Совершенно просто и открыто он смотрел на жену, можно было подумать сверяя своё мнение с её собственным, которое непременно должно было быть у них одно на двоих.
Графиня слушала мужа, сидя в кресле ещё вольнее и грациознее прежнего. Взгляд её был доброжелателен, по внимательный наблюдатель мог увидеть в глазах графини недалеко спрятанную усмешку.
Пушкину показалось: в первый раз он увидел Элизу Воронцову не женой наместника, не царственной хозяйкой дома, но прелестной и прельстительной женщиной.
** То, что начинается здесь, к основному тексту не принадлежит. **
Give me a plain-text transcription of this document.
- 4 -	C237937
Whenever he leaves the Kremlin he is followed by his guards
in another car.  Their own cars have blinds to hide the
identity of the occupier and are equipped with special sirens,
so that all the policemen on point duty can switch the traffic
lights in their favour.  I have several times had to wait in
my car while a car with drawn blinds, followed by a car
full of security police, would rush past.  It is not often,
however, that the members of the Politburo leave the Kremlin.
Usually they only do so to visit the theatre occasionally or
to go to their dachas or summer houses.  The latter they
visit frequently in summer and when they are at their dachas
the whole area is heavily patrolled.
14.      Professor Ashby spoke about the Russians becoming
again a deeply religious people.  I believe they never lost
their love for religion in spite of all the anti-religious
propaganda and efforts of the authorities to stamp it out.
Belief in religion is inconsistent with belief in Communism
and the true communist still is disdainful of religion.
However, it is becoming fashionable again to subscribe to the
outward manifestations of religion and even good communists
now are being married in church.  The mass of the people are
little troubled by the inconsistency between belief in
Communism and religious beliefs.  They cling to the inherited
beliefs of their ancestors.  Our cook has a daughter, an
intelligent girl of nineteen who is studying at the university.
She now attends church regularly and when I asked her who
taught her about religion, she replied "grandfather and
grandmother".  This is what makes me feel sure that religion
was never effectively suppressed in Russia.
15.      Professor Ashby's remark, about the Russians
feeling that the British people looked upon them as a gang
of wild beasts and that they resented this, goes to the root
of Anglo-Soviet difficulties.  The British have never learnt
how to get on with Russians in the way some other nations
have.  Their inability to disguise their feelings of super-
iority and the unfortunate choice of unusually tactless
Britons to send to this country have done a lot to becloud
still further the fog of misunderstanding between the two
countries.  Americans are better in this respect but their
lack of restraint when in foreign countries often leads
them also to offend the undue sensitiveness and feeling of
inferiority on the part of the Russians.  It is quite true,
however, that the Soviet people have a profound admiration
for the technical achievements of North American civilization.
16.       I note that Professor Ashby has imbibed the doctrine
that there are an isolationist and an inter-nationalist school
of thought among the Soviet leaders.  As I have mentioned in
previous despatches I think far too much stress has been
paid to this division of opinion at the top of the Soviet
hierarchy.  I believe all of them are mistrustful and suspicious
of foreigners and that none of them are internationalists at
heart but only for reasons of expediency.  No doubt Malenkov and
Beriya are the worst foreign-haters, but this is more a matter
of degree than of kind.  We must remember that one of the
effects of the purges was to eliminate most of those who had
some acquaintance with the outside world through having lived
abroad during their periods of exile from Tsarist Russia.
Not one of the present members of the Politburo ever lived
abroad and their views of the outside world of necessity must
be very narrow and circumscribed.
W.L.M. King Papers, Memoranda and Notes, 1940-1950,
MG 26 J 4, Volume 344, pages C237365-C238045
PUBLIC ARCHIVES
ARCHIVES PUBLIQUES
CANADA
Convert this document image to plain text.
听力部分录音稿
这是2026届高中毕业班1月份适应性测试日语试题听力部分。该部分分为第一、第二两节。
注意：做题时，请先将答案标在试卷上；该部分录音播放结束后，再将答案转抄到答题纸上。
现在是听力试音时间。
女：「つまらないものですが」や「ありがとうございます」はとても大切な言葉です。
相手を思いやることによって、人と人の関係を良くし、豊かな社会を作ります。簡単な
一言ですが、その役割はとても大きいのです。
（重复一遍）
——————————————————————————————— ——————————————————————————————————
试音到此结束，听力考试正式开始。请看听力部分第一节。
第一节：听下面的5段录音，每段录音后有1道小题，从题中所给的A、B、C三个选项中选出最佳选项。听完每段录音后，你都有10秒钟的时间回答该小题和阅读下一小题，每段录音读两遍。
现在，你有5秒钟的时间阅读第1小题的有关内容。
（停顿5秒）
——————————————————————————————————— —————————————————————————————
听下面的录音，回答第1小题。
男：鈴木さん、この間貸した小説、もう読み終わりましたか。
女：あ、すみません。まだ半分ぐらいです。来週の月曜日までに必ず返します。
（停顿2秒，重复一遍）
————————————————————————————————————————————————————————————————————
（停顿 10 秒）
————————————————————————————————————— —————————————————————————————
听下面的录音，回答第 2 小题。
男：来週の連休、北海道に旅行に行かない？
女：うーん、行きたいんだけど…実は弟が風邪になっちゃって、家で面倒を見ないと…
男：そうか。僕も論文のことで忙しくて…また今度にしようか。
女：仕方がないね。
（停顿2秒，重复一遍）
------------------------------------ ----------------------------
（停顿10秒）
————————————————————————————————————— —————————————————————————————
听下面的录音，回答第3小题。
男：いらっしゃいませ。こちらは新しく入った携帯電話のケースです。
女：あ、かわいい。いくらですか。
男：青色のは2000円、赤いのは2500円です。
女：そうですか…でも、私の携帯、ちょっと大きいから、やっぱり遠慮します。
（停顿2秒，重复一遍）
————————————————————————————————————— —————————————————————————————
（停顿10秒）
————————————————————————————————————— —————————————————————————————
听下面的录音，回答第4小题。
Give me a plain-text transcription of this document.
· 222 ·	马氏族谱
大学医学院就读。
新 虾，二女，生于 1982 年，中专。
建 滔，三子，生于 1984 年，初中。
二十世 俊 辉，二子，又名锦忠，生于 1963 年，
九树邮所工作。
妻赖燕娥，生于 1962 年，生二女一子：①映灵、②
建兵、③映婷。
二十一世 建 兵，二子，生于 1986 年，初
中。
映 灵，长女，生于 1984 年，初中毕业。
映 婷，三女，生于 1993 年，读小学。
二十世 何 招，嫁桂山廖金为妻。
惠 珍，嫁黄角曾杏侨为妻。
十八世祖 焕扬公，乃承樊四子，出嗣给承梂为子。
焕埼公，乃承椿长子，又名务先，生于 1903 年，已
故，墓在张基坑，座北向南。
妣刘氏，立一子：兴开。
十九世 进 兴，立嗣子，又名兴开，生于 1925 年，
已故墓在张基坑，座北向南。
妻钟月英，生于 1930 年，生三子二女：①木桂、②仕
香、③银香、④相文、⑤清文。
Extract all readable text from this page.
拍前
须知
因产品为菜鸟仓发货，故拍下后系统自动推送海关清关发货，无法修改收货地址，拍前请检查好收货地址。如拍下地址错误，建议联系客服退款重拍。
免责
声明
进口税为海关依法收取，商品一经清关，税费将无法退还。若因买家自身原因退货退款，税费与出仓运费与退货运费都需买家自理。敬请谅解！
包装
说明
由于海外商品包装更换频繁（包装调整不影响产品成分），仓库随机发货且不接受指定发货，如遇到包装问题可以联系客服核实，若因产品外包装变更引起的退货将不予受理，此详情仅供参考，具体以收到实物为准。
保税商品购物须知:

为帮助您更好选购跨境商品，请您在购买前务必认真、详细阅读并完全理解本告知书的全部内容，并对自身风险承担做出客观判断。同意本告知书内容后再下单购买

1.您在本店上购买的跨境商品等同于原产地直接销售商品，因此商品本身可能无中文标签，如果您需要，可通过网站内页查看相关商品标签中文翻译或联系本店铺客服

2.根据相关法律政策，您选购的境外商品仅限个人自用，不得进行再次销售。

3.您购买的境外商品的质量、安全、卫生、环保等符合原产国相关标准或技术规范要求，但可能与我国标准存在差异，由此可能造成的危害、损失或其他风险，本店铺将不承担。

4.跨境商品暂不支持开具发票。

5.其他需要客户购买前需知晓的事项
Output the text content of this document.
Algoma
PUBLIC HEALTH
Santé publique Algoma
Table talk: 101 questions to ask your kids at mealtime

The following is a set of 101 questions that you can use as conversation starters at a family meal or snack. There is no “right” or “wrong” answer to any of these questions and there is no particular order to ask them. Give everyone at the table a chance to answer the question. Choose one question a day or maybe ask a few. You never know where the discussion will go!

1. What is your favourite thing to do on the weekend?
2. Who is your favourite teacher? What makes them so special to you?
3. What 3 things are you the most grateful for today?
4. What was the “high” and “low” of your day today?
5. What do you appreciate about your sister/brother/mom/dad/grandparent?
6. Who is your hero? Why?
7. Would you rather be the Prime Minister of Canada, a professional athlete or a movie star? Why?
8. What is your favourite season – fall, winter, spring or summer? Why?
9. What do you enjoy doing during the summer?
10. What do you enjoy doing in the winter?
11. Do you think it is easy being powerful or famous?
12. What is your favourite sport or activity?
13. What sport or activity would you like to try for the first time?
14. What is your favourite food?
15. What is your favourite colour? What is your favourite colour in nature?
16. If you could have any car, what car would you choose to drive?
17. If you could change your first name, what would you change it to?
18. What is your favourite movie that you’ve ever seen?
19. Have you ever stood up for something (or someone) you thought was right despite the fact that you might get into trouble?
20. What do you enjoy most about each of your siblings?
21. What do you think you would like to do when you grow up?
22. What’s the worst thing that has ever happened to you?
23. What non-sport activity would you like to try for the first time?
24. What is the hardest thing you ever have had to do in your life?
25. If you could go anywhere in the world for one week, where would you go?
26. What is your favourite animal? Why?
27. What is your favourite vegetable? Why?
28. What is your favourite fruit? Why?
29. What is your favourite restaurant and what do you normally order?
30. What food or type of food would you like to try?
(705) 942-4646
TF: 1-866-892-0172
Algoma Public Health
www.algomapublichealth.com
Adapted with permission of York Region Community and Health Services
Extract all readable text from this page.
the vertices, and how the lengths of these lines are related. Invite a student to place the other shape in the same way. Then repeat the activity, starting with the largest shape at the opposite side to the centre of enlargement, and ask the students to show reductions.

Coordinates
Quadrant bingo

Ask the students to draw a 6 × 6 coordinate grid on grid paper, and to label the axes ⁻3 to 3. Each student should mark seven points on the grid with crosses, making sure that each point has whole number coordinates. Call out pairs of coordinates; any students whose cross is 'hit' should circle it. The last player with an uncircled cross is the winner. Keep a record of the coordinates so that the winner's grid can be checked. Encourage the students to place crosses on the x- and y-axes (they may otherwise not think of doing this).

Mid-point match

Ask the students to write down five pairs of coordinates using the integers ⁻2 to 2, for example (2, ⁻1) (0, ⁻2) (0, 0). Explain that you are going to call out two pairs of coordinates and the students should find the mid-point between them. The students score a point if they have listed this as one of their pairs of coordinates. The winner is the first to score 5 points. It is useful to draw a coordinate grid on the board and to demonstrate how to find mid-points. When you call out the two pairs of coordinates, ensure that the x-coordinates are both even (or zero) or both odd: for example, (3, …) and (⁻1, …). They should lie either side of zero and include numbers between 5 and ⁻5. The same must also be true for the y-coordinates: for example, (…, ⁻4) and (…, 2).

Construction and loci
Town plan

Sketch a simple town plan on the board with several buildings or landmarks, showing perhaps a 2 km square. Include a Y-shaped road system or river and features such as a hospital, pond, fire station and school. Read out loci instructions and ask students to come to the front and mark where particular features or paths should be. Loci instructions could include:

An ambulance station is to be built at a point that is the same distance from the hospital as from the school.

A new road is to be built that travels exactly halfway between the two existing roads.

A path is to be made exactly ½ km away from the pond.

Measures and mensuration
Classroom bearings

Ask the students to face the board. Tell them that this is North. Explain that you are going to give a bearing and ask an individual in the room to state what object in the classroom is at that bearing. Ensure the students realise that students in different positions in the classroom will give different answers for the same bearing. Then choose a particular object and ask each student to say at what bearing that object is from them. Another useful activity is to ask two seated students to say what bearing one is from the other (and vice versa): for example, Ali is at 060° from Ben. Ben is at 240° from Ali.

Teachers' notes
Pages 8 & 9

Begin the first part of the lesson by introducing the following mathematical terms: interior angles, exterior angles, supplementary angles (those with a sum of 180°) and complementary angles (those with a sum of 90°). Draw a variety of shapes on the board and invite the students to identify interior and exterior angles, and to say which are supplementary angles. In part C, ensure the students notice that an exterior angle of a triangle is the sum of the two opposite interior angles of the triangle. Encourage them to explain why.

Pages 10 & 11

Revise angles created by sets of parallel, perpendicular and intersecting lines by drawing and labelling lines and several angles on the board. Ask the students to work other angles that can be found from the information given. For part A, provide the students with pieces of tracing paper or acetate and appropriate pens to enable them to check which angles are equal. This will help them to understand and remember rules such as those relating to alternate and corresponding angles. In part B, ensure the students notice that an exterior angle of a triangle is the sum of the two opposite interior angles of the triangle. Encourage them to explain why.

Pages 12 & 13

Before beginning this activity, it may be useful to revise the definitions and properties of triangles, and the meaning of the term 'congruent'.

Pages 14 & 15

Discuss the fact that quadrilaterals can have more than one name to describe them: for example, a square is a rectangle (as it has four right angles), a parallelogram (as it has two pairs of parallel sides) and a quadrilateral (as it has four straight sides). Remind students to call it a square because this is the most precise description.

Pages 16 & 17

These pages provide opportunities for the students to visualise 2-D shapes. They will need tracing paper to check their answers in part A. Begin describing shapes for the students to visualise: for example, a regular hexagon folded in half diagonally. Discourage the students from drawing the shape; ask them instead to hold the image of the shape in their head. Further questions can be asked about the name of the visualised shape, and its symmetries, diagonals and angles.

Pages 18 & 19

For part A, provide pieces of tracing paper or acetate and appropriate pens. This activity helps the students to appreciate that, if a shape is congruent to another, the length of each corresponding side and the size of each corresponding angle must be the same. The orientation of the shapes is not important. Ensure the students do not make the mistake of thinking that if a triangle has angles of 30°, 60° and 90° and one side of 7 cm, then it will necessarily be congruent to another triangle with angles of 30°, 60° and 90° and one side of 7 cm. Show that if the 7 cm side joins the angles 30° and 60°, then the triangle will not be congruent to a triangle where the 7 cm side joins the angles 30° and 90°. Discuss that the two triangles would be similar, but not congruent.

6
Он не замечал, но даже шею вытянул, наблюдая этот взгляд её, блестевший оживлением, лукавством, желанием раскинуть ещё одни сети...
Елизавета Ксаверьевна отнюдь не стремилась увести разговор от опасной темы. Она сказала Пушкину:
— Я буду рада, если путешествие принесёт вам новые минуты вдохновения. Впрочем, тут эгоизм: воспетая земля, как женщина, уже любимая другим: прелесть её тем самым преувеличена во много раз.
Пушкин поклонился и принял слегка небрежную позу, сложив руки крестом и опираясь на подоконник. Что-то изменилось в эти короткие минуты в его отношении к Елизавете Ксаверьевне Воронцовой. Однако и тут он едва ли мог предположить, какую роль в его судьбе сыграет эта блистательная женщина, в которой легко угадывалось сердце не то чтобы способное к чувствам — нетерпеливо жаждущее чувств, словно спешившее вознаградить себя за долгое девичество, за усадебную скуку. А скука эта, что ни говори, та же в деревянных домах псковских помещиков и в роскошном имении Бранницких...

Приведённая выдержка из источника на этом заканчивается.